The 80-20 rule, a.k.a. the Pareto principle, states that roughly 80% of the effects come from 20% of the causes. For example, in business, 20% of customers equal 80% of sales, or you could say 80% of the profit comes from 20% of customers.
I analysed my past transactions from different angles. My winning trades account for 57% of the total trades while losing trades stand at 43%. This is a bit surprise to me, because I always thought I lost more.

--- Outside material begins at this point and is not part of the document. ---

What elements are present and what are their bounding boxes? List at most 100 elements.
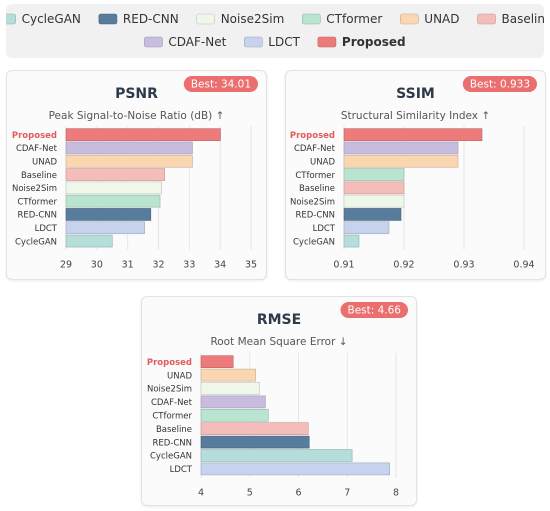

It is now clear to me, that I magnify my losses and minify my victories, such that I self-blaming when losing, and feel nothing but want to earn more when winning -- an unconscious action (I can talk about this ceaselessly, but this is not the main point of this article).
Another thing I found startling is that 80% of the amount won comes from only 20% of the winning trades. Similarly, 80% of the amount lost comes from 20% of the losing trades. To make things clear, let say I profited RM 100K in 20 winning trades. Then, the 80K profit (80% of 100K) comes from only 4 winning trades (20% of the total winning trade). The rest 20K comes from 16 winning trades. The same applies to the losing trades.
What a surprise.. Really?
The big question is: SO WHAT?
On the winning trades, focusing on the potential top 20% will boost the profit significantly. If the company is doing good, then just let the profit runs. On the other hand, limiting the losing trades, i.e., cut lose when necessary will prevent further losses. This will ensure that the losing trade will not belong to the top 20% that contributes to the significant loss. However, cut loss is something people don't like to do. I think the main reason is that cut loss means admitting our own mistake, and people always find it hard to admit their own mistakes (another unconscious action). But my past transactions have come down to this startling 80-20 rule. Thus, in the future, I will keep in mind of this.
You are welcome to do your own analysis to find out if your past transactions follow this amazing rule.